= Koara =

Indigenous people in Western Australia

The Koara people, more recently spelt Kuwarra, are an Aboriginal Australian people living in the Kuwarra Western Desert region of Western Australia. In its fullest extent it would constitute portions of land in the Pilbara, Mid West, and Goldfields-Esperance regions of Western Australia.

Most of the present-day Kuwarra may be found in Meekatharra, Cue and Wiluna areas, which are in the Mid West region.
==Country==
Norman Tindale calculated that the Koara tribal lands embraced roughly 18,100 mi2, extending westwards from Mount Morgans and Leonora west to Mount Ida, taking in the areas of Lake Barlee, and Sandstone, and its northwestern boundary was west of Sandstone. The northern limits ran to Gidgee, Mount Sir Samuel and Lake Darlot. The eastern frontier lay around Mount Zephyr. Their western lands were contiguous with those of the Watjarri and Badimaya, and on the east and northeast by those of the traditional Ngaanyatjarra, Martu people and Mantjiltjarra.

==History of contact==
Estimates of the pre-contact Kuwarra population range from 250 to several hundred. By 1980, Aboriginals with Kuwarra descent numbered a mere 60 people. The dispersion and detribalization of Aboriginal tribes in this area followed in the wake of three successive waves of immigration, beginning with the Coolgardie and Kalgoorlie gold rushes, and concluding with the discovery of uranium deposits and the development of Laverton and Agnew, in the 1960s and 70s.

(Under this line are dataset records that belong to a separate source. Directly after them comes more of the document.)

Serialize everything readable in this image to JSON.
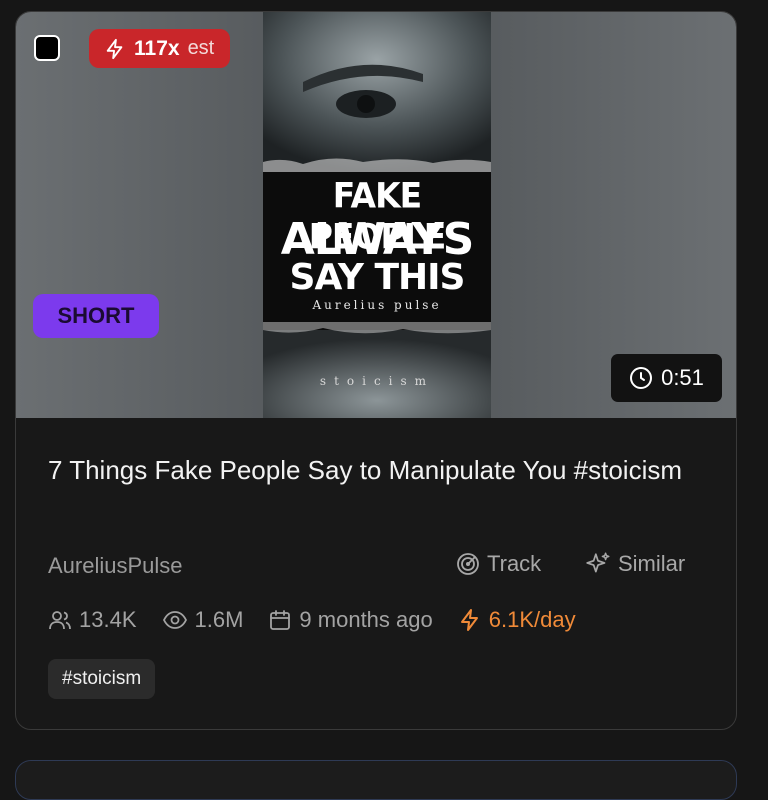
{
  "card": {
    "estimate": {
      "value": "117x",
      "suffix": "est",
      "icon": "bolt-icon"
    },
    "format_badge": "SHORT",
    "duration": "0:51",
    "thumbnail": {
      "headline_lines": [
        "FAKE PEOPLE",
        "ALWAYS",
        "SAY THIS"
      ],
      "brand": "Aurelius pulse",
      "footer": "stoicism"
    },
    "title": "7 Things Fake People Say to Manipulate You #stoicism",
    "channel": "AureliusPulse",
    "actions": {
      "track": "Track",
      "similar": "Similar"
    },
    "stats": {
      "subscribers": "13.4K",
      "views": "1.6M",
      "published": "9 months ago",
      "rate": "6.1K/day"
    },
    "tags": [
      "#stoicism"
    ]
  },
  "colors": {
    "estimate_badge": "#c9262a",
    "short_badge": "#7c3aed",
    "rate_accent": "#f08a38"
  }
}
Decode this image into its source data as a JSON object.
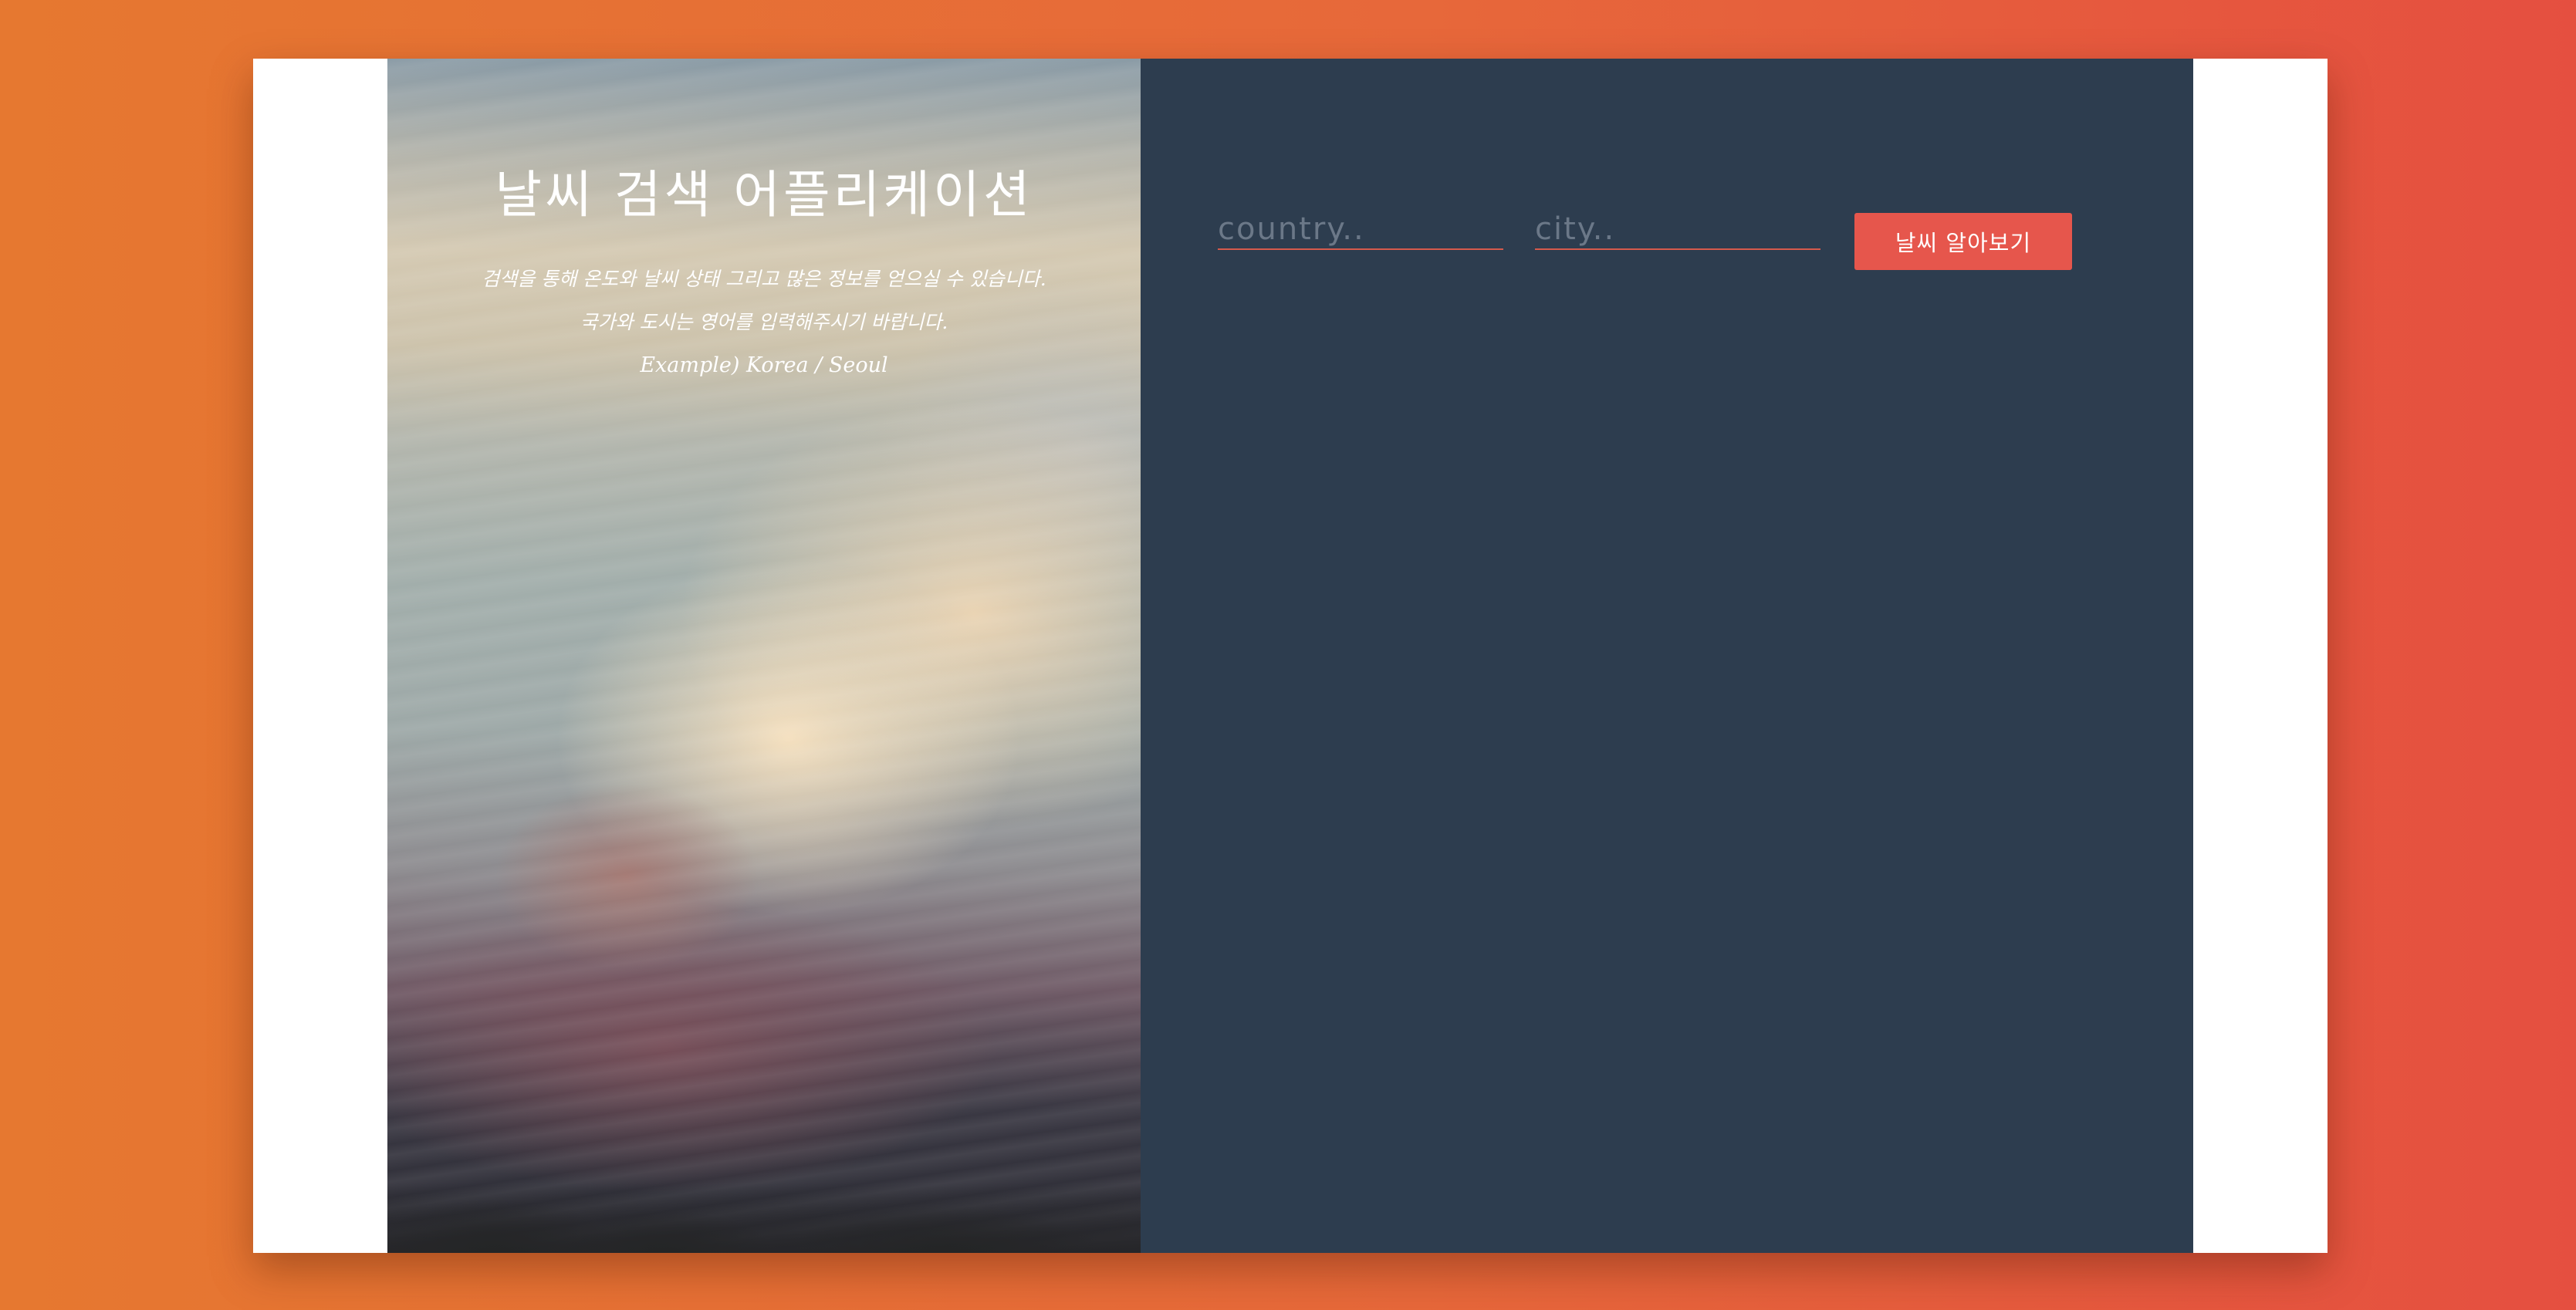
{
  "hero": {
    "title": "날씨 검색 어플리케이션",
    "description_line_1": "검색을 통해 온도와 날씨 상태 그리고 많은 정보를 얻으실 수 있습니다.",
    "description_line_2": "국가와 도시는 영어를 입력해주시기 바랍니다.",
    "example": "Example) Korea / Seoul",
    "background_image": "sunset-clouds-sky"
  },
  "search_form": {
    "country_placeholder": "country..",
    "city_placeholder": "city..",
    "submit_label": "날씨 알아보기"
  },
  "colors": {
    "background_gradient_start": "#e67830",
    "background_gradient_end": "#e54f40",
    "panel": "#2d3d4f",
    "accent": "#e6564c",
    "card": "#ffffff"
  }
}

The indigenous people living in and around the Yeelirrie district had their continuity and transmission of cultural across generations severely compromised by the government practice of seizing their half-caste children to be raised elsewhere, so that the latter would 'grow up' unaffected by their traditional identities. One technique devised by people like the Kuwarra who had half-caste children in their family camps was to rub the offspring with charcoal ash (Note: This was not just a Kuwarra trick but a general practice among tribes subject to child-kidnapèping by white authorities. The Wardaman Bill Yidumduma Harney recounted how, after his sister Dulcie was stolen by 'welfare' officials, his mother kept rubbing him with charcoal and colouring his hair with blackcurrant plum juice) from burnt sandalwood, to make them pass as of pure tribal descent. At times, if a pastoralist vouchsafed that they worked on his property, they could escape the meshes of the round-up law. Such forced removals persisted down to the late 1970s.

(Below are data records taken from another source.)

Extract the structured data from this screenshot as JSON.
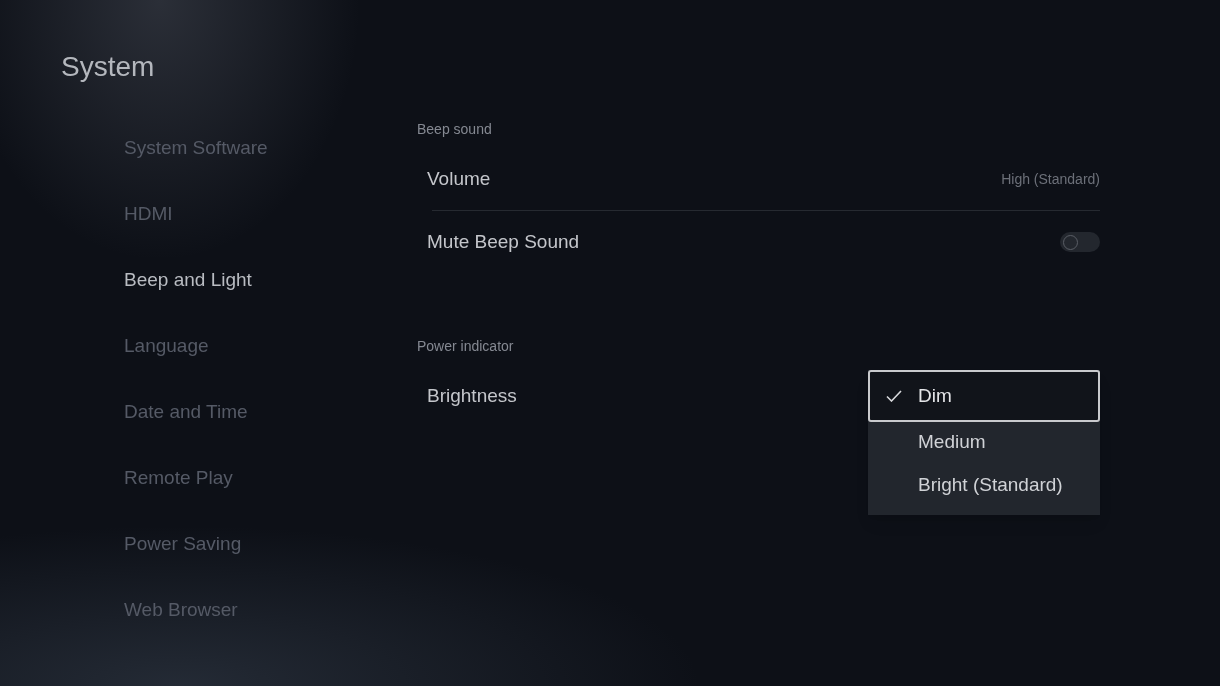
{
  "page": {
    "title": "System"
  },
  "sidebar": {
    "items": [
      {
        "label": "System Software",
        "selected": false
      },
      {
        "label": "HDMI",
        "selected": false
      },
      {
        "label": "Beep and Light",
        "selected": true
      },
      {
        "label": "Language",
        "selected": false
      },
      {
        "label": "Date and Time",
        "selected": false
      },
      {
        "label": "Remote Play",
        "selected": false
      },
      {
        "label": "Power Saving",
        "selected": false
      },
      {
        "label": "Web Browser",
        "selected": false
      }
    ]
  },
  "sections": [
    {
      "heading": "Beep sound",
      "rows": [
        {
          "kind": "value",
          "label": "Volume",
          "value": "High (Standard)"
        },
        {
          "kind": "toggle",
          "label": "Mute Beep Sound",
          "on": false
        }
      ]
    },
    {
      "heading": "Power indicator",
      "rows": [
        {
          "kind": "dropdown",
          "label": "Brightness",
          "options": [
            {
              "label": "Dim",
              "selected": true
            },
            {
              "label": "Medium",
              "selected": false
            },
            {
              "label": "Bright (Standard)",
              "selected": false
            }
          ]
        }
      ]
    }
  ]
}
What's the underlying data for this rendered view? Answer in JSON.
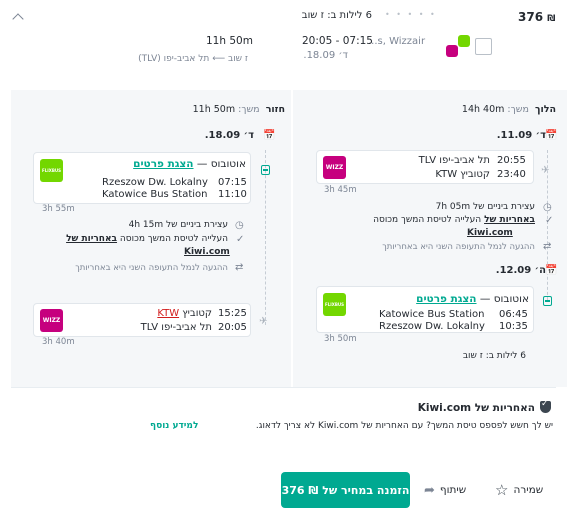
{
  "header": {
    "price": "376",
    "currency_symbol": "₪",
    "nights": "6 לילות ב: ז שוב",
    "carriers_text": "...s, Wizzair",
    "outbound_time": "20:05 - 07:15",
    "outbound_duration": "11h 50m",
    "outbound_date": "ד׳ 18.09.",
    "route_to": "ז שוב",
    "route_from": "תל אביב-יפו (TLV)"
  },
  "outbound": {
    "direction_label": "הלוך",
    "duration_label": "משך:",
    "duration": "14h 40m",
    "date": "ד׳ 11.09.",
    "flight": {
      "dep_time": "20:55",
      "dep_place": "תל אביב-יפו TLV",
      "arr_time": "23:40",
      "arr_place": "קטוביץ KTW",
      "duration": "3h 45m",
      "logo_text": "WIZZ"
    },
    "layover": {
      "title": "עצירת ביניים של 7h 05m",
      "self_transfer": "העלייה לטיסת המשך מכוסה",
      "guarantee_link": "באחריות של",
      "kiwi": "Kiwi.com",
      "terminal_note": "ההגעה לנמל התעופה השני היא באחריותך"
    },
    "date2": "ה׳ 12.09.",
    "bus": {
      "title_link": "הצגת פרטים",
      "title_prefix": "אוטובוס —",
      "dep_time": "06:45",
      "dep_place": "Katowice Bus Station",
      "arr_time": "10:35",
      "arr_place": "Rzeszow Dw. Lokalny",
      "duration": "3h 50m",
      "logo_text": "FLIXBUS"
    },
    "nights_note": "6 לילות ב: ז שוב"
  },
  "return": {
    "direction_label": "חזור",
    "duration_label": "משך:",
    "duration": "11h 50m",
    "date": "ד׳ 18.09.",
    "bus": {
      "title_link": "הצגת פרטים",
      "title_prefix": "אוטובוס —",
      "dep_time": "07:15",
      "dep_place": "Rzeszow Dw. Lokalny",
      "arr_time": "11:10",
      "arr_place": "Katowice Bus Station",
      "duration": "3h 55m",
      "logo_text": "FLIXBUS"
    },
    "layover": {
      "title": "עצירת ביניים של 4h 15m",
      "self_transfer": "העלייה לטיסת המשך מכוסה",
      "guarantee_link": "באחריות של",
      "kiwi": "Kiwi.com",
      "terminal_note": "ההגעה לנמל התעופה השני היא באחריותך"
    },
    "flight": {
      "dep_time": "15:25",
      "dep_place_prefix": "קטוביץ",
      "dep_code": "KTW",
      "arr_time": "20:05",
      "arr_place": "תל אביב-יפו TLV",
      "duration": "3h 40m",
      "logo_text": "WIZZ"
    }
  },
  "guarantee": {
    "title": "האחריות של Kiwi.com",
    "body": "יש לך חשש לפספס טיסת המשך? עם האחריות של Kiwi.com לא צריך לדאוג.",
    "more_link": "למידע נוסף"
  },
  "footer": {
    "save_label": "שמירה",
    "share_label": "שיתוף",
    "book_label": "הזמנה במחיר של",
    "book_price": "₪ 376"
  },
  "colors": {
    "accent": "#00a991",
    "flixbus": "#73d700",
    "wizzair": "#c6007e"
  }
}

Those who managed to find employment on pastoral stations were often taken on as indentured labourers and were paid a pittance. A law was passed forbidding any white, other than station owners, to approach groups of Aboriginals at a distance under
five chains(100 metres. To escape bondage under such conditions, some endeavoured, when WW2 broke out, to enlist in the army, but pastoralists could overturn this by arguing they were needed on the property. Their nomadic movements were drastically disrupted, again, when a 1940 law ruled that no native person could cross over below the 20th parallel of latitude unless he could obtain a signed medical certificate and written permission from the government minister.

Kuwarra could, like other Westralian Aboriginals, obtain citizenship according to a law passed in 1944, which was on the books until its repeal in 1971. However, obtaining such citizenship carried with it a provision, that the new 'Australian' ex-Aboriginal person solemnly undertake to no longer associate with Aboriginals, with the sole exception of members of their immediate families.

==Alternative names==
- Go:ara, Goara
- Guwara
- Konindja (exonym used by eastern tribes)
- Konindjara (Note: 'They eschewed terms—Konindjara applied by people to the east, and Waula, which merely means “those of the north,” applied to them by southern neighbours. In western Wadjari parlance konin means “poor fellow” and has a likely implication that the persons so spoken of were ones seeking refuge from some place in dry country. Among the Pintubi, who speak one of the Western Desert dialects related to the widespread Pitjandjara language (sometimes called Aluritja languages), the term koara as a meaning of “friendly” and may be used in a general sense for people of other tribes with whom they are at ease. Thus at the time this note was made in the mid-1930s, the Pitjandjara who lived south of the Koara, beyond the Lake Amadeus region in the Petermann Ranges, whom they knew as Partutu, were a Koara people. Their name for them evidently was also a generalized one since in Western Desert languages dry saltlake areas are called partutu, sometimes contracted to po:ti.)